As the announcement was made on Thursday evening that their city had been chosen as the United Kingdom’s next City of Culture - ahead of the other contenders, Paisley, Stoke-on-Trent, Sunderland and Swansea - the people of Coventry were understandably jubilant. We will now watch with interest as they plan their programme of events for 2021, with those who organised the bid hoping to “change the reputation of the city” and emulate the success of Hull, the current UK City of Culture, where it is estimated that the local economy has been boosted by tens of millions of pounds and attracted £1 billion of new investment. In the meantime, here are a few facts about the Midlands city.
Coventry is the ninth largest city in England, with a population of 320,000.
Famous sons and daughters include jet pioneer Sir Frank Whittle, poet Philip Larkin, pop impresario Pete Waterman, actor Nigel Hawthorne, actress Sarah Siddons, author Lee Child, athlete Dave Moorcroft.
Lady Godiva, wife of Leofric, Earl of Mercia, was a benefactor of several monasteries in the 11th century. The famous legend about her states that her husband agreed to remit the heavy taxation on the people of Coventry if she would ride naked through the town on a white horse.
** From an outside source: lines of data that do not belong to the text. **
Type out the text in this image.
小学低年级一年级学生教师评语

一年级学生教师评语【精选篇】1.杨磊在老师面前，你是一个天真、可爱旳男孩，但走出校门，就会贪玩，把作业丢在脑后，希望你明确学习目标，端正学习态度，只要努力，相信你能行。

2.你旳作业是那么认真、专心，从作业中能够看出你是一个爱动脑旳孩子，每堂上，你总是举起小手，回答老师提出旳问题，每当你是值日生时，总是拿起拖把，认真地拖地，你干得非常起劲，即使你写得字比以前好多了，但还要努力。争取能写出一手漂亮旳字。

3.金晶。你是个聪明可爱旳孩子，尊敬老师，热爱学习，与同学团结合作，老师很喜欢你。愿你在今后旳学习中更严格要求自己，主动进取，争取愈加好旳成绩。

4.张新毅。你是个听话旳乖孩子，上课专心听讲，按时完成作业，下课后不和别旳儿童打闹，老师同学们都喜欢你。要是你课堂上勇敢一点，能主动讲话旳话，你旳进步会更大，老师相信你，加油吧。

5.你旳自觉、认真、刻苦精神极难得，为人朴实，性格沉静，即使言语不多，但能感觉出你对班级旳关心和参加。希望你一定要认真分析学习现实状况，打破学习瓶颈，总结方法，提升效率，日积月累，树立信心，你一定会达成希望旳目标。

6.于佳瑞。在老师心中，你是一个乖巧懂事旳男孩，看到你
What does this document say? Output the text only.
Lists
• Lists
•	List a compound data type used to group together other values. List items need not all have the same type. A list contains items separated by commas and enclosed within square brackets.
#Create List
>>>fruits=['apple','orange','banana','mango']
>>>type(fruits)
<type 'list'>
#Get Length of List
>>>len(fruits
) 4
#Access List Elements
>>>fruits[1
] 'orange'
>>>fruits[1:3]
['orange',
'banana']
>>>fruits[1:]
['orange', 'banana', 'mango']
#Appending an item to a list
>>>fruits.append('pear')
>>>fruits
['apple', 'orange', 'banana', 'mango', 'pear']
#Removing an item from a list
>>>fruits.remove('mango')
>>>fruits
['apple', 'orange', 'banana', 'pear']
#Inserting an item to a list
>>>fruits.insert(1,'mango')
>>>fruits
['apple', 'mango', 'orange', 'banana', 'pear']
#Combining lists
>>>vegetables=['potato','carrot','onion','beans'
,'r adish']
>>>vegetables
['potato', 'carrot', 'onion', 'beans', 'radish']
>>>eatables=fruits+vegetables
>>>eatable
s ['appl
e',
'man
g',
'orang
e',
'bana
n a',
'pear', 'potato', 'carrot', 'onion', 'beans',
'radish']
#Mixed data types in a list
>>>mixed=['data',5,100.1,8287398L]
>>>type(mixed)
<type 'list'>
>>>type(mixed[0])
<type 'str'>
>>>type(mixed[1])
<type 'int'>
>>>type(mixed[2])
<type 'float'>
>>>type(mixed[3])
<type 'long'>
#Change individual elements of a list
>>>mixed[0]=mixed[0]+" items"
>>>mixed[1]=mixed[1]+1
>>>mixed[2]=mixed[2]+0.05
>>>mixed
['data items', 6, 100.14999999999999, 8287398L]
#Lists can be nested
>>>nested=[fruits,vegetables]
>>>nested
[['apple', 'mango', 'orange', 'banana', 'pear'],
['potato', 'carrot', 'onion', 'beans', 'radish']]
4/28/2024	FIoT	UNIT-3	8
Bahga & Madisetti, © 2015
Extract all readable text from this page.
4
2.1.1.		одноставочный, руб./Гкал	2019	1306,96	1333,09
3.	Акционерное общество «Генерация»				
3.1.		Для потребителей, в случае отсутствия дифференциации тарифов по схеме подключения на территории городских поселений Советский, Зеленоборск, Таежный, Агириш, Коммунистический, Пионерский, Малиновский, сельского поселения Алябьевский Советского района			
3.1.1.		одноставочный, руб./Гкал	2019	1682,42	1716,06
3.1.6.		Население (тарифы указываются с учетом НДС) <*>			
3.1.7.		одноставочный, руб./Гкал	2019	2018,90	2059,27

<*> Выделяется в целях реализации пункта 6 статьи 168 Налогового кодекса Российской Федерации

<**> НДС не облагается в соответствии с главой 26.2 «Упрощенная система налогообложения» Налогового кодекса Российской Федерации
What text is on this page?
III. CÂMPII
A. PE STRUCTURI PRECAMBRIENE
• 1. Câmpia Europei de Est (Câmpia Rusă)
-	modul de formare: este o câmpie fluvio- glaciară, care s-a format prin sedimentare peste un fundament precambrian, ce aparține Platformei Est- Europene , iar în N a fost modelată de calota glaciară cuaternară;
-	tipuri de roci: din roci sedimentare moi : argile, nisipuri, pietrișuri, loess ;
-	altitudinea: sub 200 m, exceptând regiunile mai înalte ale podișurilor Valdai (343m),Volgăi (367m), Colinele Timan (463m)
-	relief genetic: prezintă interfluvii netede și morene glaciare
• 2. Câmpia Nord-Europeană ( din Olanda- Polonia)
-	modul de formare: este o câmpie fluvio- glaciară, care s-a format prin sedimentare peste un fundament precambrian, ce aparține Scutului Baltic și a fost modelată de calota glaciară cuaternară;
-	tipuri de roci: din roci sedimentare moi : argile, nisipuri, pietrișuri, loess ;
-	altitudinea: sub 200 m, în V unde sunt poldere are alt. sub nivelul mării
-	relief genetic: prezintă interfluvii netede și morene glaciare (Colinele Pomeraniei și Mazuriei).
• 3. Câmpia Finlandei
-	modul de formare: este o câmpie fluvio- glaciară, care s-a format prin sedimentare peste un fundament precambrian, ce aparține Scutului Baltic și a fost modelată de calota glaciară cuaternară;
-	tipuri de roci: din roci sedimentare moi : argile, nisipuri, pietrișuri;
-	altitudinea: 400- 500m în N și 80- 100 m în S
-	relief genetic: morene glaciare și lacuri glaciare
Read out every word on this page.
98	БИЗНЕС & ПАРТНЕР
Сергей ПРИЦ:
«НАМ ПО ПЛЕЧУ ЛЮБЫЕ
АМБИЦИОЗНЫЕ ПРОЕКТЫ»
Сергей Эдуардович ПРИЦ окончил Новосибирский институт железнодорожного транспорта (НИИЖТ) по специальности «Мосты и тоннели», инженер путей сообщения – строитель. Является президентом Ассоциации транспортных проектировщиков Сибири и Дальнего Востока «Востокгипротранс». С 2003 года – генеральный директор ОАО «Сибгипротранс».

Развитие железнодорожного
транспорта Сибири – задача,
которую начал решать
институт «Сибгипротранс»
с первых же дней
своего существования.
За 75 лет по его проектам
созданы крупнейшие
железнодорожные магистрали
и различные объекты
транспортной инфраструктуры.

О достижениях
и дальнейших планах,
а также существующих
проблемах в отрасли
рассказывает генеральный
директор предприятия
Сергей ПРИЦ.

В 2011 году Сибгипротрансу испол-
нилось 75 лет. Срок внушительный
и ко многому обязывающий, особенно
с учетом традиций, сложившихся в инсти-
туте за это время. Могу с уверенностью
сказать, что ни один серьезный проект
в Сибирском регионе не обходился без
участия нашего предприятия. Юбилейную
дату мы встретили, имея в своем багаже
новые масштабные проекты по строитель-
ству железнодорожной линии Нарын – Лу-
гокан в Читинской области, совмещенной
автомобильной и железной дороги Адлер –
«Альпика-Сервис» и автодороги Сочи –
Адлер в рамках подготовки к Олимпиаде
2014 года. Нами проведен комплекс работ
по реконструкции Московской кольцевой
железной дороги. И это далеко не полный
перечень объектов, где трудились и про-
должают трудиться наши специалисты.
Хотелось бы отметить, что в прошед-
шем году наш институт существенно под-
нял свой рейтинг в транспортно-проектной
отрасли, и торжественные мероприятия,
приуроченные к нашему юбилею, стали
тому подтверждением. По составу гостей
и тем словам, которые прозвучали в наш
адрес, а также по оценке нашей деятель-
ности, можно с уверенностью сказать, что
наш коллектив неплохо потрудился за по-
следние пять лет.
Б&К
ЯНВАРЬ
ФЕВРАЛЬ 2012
In 1981 Highfield Road, then the home of Coventry City, became the first all-seater stadium in English football.
The phrase “sent to Coventry” originated during the English Civil War, when captured Royalists were imprisoned in the city - a Parliamentary stronghold.
In the 18th and 19th centuries, Coventry became one of the three main centres of watch and clock manufacture in England.
Life in the city and the surrounding countryside provided the inspiration for George Eliot’s “Middlemarch” (1871). The author (real name Mary Ann Evans) lived and went to school in Coventry.
In the Middle Ages, cloth coloured by a dye known as “Coventry blue” became fashionable. This is where the saying “true blue” comes from.
Chuck Berry’s chart-topping record “My Ding-a-Ling” was recorded live at the Locarno ballroom in Coventry on 3rd February 1972.
The air raid on Coventry on the night of 14th November 1940 lasted for 11 hours and involved 500 Luftwaffe bombers dropping 500 tons of high explosive, 30,000 incendiaries and 50 landmines. Coventry lost its great medieval church of St. Michael’s, the only English cathedral to be destroyed in the Second World War, its central library and market hall, hundreds of shops and public buildings and 16th-century Palace Yard. More than 43,000 homes, half of the city’s houses, were damaged or destroyed, and the official death toll was 554. The ruined cathedral has now become a symbol of peace and reconciliation.
In the late 19th century, with the invention by James Starley and his nephew John Kemp Starley of the Rover safety bicycle, Coventry became an important centre of bicycle manufacture. By the early 20th century, bicycle manufacture had evolved into motor manufacture, and Coventry became a major centre of the British motor industry.
The “Coventry Carol” dates from the 16th century and was traditionally performed in the city as part of a mystery play.